UCLA Celebrates 30 Years of the Jazz Reggae Festival
Since ‘86, the ever-popular Jazz Reggae Festival has been enriching Los Angeles music fans with culture and diversity, featuring music from the likes of Ziggy Marley, Jill Scott, the Roots, Erykah Badu and Snoop Dogg. On what will be its 30th anniversary, the Jazz Reggae Festival will present a slew of highly respected jazz and reggae artists who will take the stage and jam as concert goers enjoy the music along with a wide array of cultural foods, arts and crafts.
This year, the festival will feature Barrington Levy, Jesse Royal, Bambaata Marley (Bob’s grandchild), The Thelonious Monk Institute Ensemble, Tiffany Gouche, Night Swimmers with Stefan Dismond, Nate Schwartz Jazz Orchestra and a DJ set by QBWOY of Jamaican Gold Sounds.
Produced solely by UCLA students (through Undergraduate Student Association Council’s Cultural Affairs Commission), the festival started in the late ’80s at the UCLA Sunset Canyon Recreation Center with the simple intention of giving student musicians a public forum in which to perform.
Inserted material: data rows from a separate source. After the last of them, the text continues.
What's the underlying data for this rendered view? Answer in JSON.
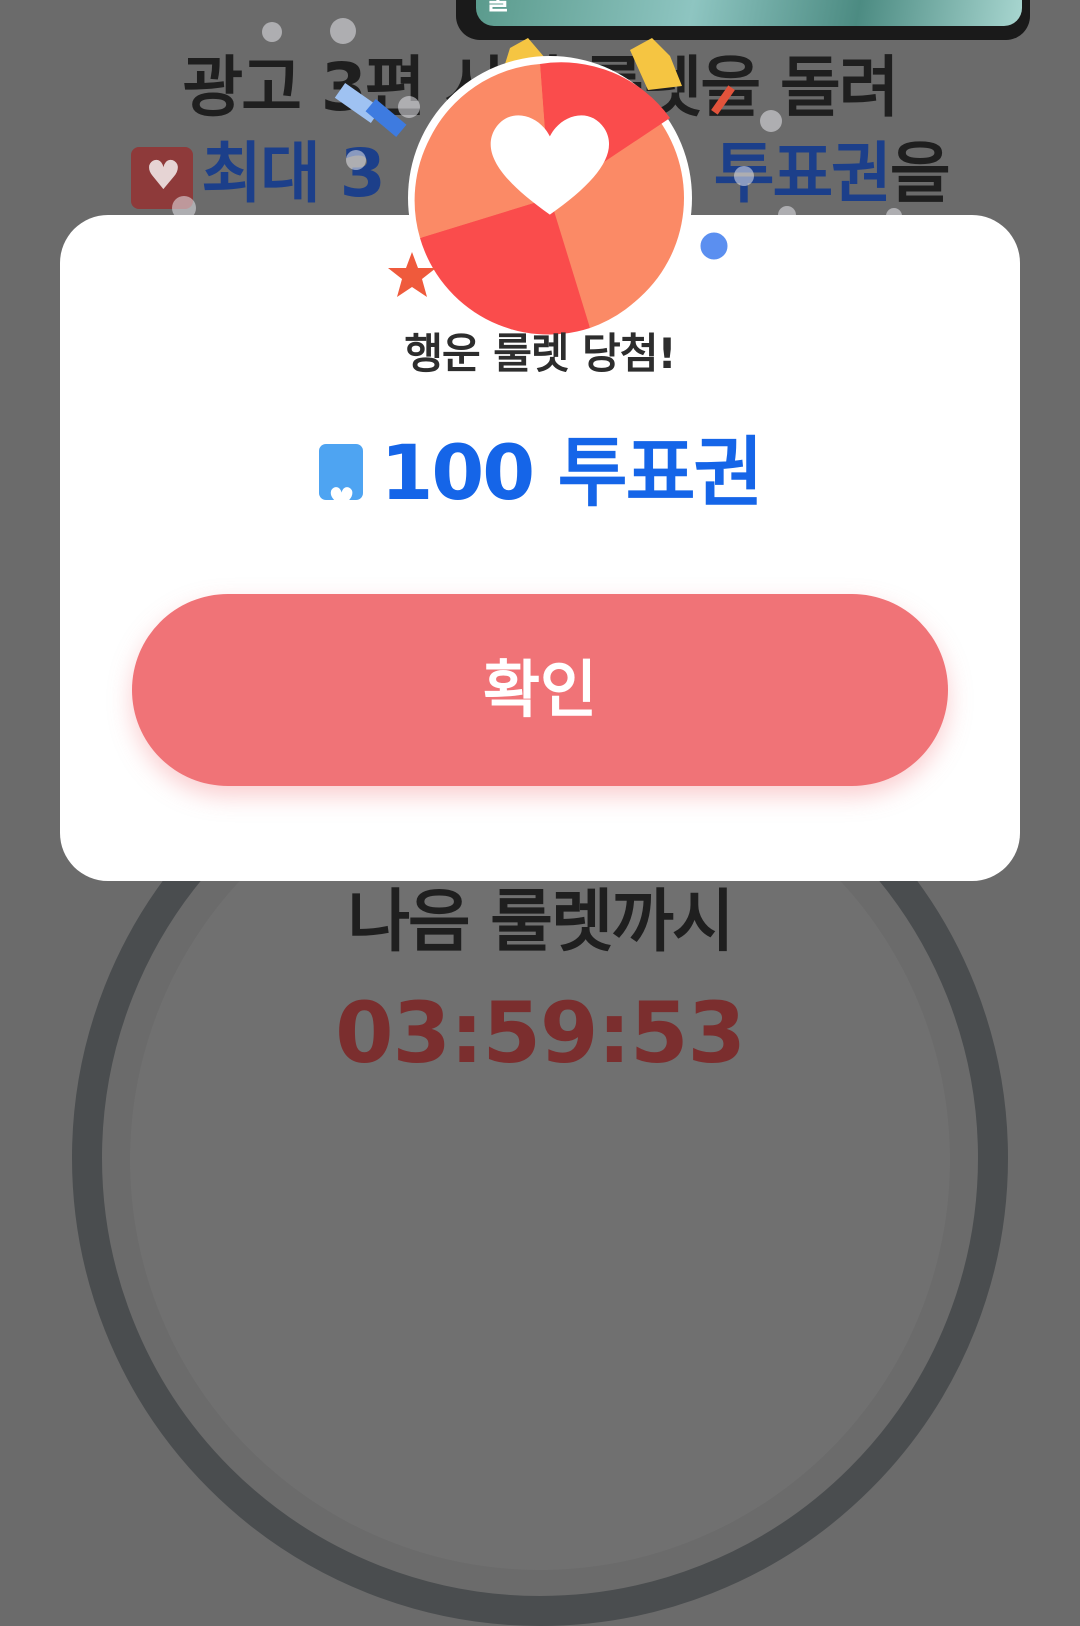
{
  "background": {
    "headline_line1": "광고 3편 시청 룰렛을 돌려",
    "headline_line2_accent": "최대 3",
    "headline_line2_suffix_accent": "투표권",
    "headline_line2_suffix": "을",
    "thumbnail_label": "줄",
    "timer_label": "나음 룰렛까시",
    "timer_value": "03:59:53"
  },
  "modal": {
    "title": "행운 룰렛 당첨!",
    "prize_amount": "100",
    "prize_unit": "투표권",
    "confirm_label": "확인"
  },
  "icons": {
    "wheel": "roulette-heart-icon",
    "prize": "vote-ticket-heart-icon",
    "star": "star-icon"
  },
  "colors": {
    "accent_blue": "#1565e8",
    "confirm_button": "#f07377",
    "wheel_red": "#fa4c4c",
    "wheel_orange": "#fb8a66",
    "star_yellow": "#f5c542",
    "overlay": "#6b6b6b"
  }
}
But the popularity of the event exploded over the years, creating a need for the producers to begin enlisting professional artists as well as the need to move to a larger venue to accommodate all those wanting to attend. The UCLA Intramural Field is where the festival was able to welcome the hundreds of jazz and reggae lovers for two days of music, art (including live interactive painting, sculpture and live graffiti art) and a profusion of culturally rich food from the Los Angeles community’s diverse vendors.
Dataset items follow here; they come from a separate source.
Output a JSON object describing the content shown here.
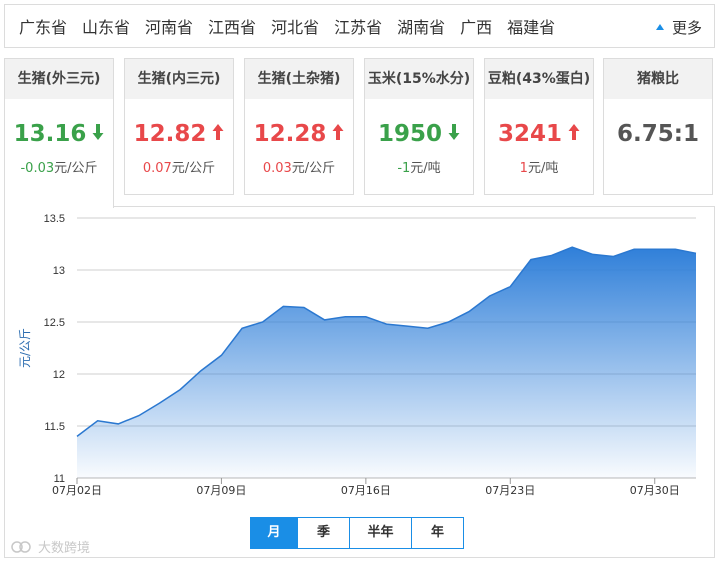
{
  "provinces": [
    "广东省",
    "山东省",
    "河南省",
    "江西省",
    "河北省",
    "江苏省",
    "湖南省",
    "广西",
    "福建省"
  ],
  "more_label": "更多",
  "cards": [
    {
      "title": "生猪(外三元)",
      "value": "13.16",
      "change": "-0.03",
      "unit": "元/公斤",
      "direction": "down"
    },
    {
      "title": "生猪(内三元)",
      "value": "12.82",
      "change": "0.07",
      "unit": "元/公斤",
      "direction": "up"
    },
    {
      "title": "生猪(土杂猪)",
      "value": "12.28",
      "change": "0.03",
      "unit": "元/公斤",
      "direction": "up"
    },
    {
      "title": "玉米(15%水分)",
      "value": "1950",
      "change": "-1",
      "unit": "元/吨",
      "direction": "down"
    },
    {
      "title": "豆粕(43%蛋白)",
      "value": "3241",
      "change": "1",
      "unit": "元/吨",
      "direction": "up"
    },
    {
      "title": "猪粮比",
      "value": "6.75:1",
      "change": "",
      "unit": "",
      "direction": "none"
    }
  ],
  "colors": {
    "up": "#e8484a",
    "down": "#3aa14a",
    "accent": "#1a8ee6",
    "area_top": "#2f7fd9"
  },
  "range_buttons": [
    "月",
    "季",
    "半年",
    "年"
  ],
  "selected_range": "月",
  "watermark": "大数跨境",
  "chart_data": {
    "type": "area",
    "ylabel": "元/公斤",
    "xlabel": "",
    "ylim": [
      11,
      13.5
    ],
    "yticks": [
      11,
      11.5,
      12,
      12.5,
      13,
      13.5
    ],
    "xtick_labels": [
      "07月02日",
      "07月09日",
      "07月16日",
      "07月23日",
      "07月30日"
    ],
    "xtick_days": [
      2,
      9,
      16,
      23,
      30
    ],
    "x_days": [
      2,
      3,
      4,
      5,
      6,
      7,
      8,
      9,
      10,
      11,
      12,
      13,
      14,
      15,
      16,
      17,
      18,
      19,
      20,
      21,
      22,
      23,
      24,
      25,
      26,
      27,
      28,
      29,
      30,
      31,
      32
    ],
    "values": [
      11.4,
      11.55,
      11.52,
      11.6,
      11.72,
      11.85,
      12.03,
      12.18,
      12.44,
      12.5,
      12.65,
      12.64,
      12.52,
      12.55,
      12.55,
      12.48,
      12.46,
      12.44,
      12.5,
      12.6,
      12.75,
      12.84,
      13.1,
      13.14,
      13.22,
      13.15,
      13.13,
      13.2,
      13.2,
      13.2,
      13.16
    ],
    "grid": true,
    "legend": "none"
  }
}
The producers of the show eventually became environmentally conscientious as well. In ‘07, they began printing all of their promotional materials on recycled paper, set up an information booth where attendees can learn more about going green and began powering the stage using only bio-diesel fuel.
However, as it celebrates its 30th year, the festival is moving back to its original home at the UCLA Sunset Canyon Recreation Center. Also, traditionally a two-day event, the show will take place for one day only this time around, which is just enough for the fete to achieve its goal of uniting Los Angeles through music.